Par ailleurs, certains investisseurs prennent en compte les rapports critiques ou les dénonciations publiques, et vont jusqu’à se retirer de projets. Ainsi, l’an dernier, après la publication du rapport « le massacre de l’Amazonie » de Greenpeace (voir article lié) qui mettait en évidence le lien entre entreprises (nommément mises en cause) et déforestation, la banque mondiale a annulé un prêt de 60 millions de dollars au plus grand exportateur de bœuf brésilien, Bertin SA. D’autre part, en se montrant floues ou peu exigeantes sur leur approvisionnement, les sociétés peuvent voir leur crédibilité sur d’autres sujets émoussée. « Un nombre encore restreint mais de plus en plus important de fonds de gestion d’actifs se ferment à des compagnies qui ne sont pas durables», confirme le rapport.
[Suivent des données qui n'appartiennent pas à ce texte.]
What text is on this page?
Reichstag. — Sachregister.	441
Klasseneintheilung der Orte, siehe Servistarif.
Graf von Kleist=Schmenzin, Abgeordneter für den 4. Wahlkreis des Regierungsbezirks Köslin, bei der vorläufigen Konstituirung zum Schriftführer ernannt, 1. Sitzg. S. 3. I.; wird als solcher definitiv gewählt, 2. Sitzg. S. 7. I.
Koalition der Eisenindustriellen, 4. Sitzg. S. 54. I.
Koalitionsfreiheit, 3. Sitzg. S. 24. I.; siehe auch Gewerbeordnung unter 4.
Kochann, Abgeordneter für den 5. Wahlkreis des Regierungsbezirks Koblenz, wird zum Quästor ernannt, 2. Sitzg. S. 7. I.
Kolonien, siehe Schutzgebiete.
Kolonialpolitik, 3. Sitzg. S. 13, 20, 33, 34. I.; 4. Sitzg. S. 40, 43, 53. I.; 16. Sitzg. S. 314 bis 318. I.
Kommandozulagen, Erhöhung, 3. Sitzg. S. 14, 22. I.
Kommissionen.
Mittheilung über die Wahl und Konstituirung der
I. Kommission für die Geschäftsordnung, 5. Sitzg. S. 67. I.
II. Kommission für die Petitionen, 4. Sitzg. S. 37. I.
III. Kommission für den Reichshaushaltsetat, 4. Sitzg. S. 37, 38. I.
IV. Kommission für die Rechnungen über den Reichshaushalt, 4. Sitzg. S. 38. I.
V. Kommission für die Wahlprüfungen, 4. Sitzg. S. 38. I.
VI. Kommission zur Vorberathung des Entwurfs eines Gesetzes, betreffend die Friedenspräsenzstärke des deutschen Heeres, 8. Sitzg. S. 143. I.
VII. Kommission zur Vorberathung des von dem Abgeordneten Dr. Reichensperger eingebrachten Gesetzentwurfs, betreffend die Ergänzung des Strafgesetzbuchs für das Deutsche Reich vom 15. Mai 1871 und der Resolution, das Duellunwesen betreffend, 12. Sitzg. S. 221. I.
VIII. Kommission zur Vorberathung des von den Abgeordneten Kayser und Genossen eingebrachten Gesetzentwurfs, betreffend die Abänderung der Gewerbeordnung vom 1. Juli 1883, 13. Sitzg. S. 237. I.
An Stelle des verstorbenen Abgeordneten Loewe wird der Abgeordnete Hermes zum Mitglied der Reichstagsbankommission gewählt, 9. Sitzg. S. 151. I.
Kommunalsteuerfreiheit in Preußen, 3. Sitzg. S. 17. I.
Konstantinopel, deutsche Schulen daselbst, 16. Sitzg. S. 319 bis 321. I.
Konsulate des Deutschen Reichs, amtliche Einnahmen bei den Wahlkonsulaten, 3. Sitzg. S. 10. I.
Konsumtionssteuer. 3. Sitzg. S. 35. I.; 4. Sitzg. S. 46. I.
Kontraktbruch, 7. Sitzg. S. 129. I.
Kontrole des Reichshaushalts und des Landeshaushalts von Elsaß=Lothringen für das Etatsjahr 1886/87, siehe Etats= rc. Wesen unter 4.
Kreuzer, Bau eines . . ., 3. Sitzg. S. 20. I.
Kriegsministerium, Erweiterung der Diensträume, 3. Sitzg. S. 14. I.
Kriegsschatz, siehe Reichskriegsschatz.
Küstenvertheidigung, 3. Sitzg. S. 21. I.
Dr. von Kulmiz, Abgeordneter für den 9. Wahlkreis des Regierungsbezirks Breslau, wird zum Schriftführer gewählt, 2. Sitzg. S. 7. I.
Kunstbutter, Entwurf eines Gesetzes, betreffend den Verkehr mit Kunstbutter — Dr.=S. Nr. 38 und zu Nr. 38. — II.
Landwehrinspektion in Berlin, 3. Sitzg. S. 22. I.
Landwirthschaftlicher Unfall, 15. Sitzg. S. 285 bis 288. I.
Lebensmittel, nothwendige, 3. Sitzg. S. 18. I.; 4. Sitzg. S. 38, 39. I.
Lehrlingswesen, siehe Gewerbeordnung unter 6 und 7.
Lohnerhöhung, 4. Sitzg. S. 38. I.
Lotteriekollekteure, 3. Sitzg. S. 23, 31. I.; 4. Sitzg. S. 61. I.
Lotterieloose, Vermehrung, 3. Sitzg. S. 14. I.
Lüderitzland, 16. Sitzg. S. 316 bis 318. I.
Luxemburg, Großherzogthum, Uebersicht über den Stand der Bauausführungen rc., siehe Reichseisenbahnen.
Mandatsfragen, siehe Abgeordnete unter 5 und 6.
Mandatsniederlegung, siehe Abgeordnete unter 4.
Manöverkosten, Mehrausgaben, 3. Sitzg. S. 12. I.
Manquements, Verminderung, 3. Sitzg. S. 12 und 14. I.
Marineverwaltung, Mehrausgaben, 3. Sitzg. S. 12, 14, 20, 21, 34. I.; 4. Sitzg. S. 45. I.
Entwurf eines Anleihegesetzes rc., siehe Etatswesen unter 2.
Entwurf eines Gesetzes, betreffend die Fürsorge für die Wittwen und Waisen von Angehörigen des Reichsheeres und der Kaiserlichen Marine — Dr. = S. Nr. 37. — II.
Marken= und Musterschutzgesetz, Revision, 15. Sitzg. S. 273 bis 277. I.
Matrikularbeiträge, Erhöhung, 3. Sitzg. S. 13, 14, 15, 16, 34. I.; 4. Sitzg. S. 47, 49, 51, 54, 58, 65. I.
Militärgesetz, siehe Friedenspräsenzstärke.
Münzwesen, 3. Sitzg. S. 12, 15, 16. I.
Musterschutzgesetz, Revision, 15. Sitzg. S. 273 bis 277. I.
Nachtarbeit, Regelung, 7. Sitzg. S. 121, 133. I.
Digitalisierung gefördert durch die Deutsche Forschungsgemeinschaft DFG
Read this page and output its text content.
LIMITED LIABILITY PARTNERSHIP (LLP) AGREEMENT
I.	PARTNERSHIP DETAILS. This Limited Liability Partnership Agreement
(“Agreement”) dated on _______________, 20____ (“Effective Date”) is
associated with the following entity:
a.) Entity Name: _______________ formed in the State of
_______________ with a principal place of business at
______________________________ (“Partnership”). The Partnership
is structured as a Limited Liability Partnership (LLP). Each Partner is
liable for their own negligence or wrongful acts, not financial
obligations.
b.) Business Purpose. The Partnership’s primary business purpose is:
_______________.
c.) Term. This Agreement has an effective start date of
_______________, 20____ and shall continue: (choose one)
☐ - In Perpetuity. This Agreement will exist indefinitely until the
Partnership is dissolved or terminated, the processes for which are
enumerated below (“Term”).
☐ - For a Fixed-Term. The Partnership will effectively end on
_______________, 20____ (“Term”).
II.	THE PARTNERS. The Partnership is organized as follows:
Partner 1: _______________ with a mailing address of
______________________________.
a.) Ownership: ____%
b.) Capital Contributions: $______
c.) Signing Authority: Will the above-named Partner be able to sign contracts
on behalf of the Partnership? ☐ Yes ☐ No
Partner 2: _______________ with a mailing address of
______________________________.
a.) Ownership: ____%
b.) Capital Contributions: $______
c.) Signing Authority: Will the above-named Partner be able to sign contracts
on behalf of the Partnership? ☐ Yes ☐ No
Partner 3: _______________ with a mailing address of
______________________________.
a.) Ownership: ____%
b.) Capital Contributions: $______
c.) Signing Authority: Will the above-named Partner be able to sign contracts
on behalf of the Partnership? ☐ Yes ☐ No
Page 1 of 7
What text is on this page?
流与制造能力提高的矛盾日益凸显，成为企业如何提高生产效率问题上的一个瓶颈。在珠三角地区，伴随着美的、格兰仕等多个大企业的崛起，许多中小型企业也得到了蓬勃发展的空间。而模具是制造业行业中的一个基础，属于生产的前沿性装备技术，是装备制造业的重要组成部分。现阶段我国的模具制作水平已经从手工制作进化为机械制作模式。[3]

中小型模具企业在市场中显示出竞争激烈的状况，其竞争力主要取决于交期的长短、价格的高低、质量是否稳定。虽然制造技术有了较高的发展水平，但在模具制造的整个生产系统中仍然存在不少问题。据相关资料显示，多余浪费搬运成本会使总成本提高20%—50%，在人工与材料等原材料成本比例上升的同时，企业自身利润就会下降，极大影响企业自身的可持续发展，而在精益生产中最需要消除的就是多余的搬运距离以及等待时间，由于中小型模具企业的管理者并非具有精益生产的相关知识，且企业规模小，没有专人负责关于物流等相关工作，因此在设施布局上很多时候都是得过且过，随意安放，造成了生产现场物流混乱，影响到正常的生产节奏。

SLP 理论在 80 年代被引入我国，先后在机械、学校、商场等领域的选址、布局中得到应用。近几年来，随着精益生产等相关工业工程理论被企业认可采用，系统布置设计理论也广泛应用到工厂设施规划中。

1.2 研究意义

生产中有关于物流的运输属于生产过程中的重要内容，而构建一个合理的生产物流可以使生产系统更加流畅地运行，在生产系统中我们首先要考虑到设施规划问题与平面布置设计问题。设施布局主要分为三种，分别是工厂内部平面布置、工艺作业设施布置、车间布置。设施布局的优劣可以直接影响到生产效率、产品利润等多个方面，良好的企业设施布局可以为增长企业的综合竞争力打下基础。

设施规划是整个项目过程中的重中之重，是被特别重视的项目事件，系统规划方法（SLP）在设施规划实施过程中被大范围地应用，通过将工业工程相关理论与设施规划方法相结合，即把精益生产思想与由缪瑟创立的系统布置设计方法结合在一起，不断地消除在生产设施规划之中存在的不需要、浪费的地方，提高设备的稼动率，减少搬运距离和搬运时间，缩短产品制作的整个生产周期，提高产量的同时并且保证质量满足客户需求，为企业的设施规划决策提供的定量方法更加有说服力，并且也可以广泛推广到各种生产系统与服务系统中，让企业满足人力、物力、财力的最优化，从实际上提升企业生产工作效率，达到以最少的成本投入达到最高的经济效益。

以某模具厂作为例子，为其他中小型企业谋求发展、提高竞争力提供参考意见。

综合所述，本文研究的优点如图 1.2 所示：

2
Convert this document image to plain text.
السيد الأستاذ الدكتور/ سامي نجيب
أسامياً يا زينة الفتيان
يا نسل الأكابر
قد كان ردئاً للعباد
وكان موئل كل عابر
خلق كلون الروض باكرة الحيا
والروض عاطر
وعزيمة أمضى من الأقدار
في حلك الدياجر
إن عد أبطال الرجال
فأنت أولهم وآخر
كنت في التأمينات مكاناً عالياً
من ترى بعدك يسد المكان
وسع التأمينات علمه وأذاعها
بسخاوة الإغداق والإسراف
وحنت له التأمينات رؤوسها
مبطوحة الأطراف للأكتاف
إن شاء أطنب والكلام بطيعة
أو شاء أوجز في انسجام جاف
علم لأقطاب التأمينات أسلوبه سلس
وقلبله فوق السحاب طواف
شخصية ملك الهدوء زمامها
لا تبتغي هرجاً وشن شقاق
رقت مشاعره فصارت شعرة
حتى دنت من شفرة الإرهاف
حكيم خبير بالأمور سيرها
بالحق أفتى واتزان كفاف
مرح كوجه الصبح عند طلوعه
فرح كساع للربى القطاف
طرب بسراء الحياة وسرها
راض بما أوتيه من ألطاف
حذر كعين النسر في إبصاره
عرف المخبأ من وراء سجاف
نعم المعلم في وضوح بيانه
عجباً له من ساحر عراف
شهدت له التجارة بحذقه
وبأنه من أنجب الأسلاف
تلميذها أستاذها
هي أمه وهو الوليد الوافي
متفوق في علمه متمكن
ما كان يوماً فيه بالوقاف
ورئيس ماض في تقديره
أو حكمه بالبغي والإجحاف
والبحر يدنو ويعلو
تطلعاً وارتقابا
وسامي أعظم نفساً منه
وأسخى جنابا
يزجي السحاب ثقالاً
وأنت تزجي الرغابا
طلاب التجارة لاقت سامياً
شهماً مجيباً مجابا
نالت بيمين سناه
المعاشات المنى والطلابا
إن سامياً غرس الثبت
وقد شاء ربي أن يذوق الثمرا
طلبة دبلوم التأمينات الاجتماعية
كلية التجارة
Pour preuve de l’intérêt des investisseurs sur la question, il faut aussi rappeler que l’initiative de la FFD est soutenue par des banques, assureurs ou fonds de pension, qui représentent des fonds d’une valeur de 3,5 milliards de dollars…

*Ce programme de la fondation britannique « Global Canopy Foundation » a notamment reçu le soutien de l'Initiative financière du Pnue (Programme des Nations unies pour l'environnement), du département pour le développement international du gouvernement britannique et de l'ONG WWF Grande-Bretagne.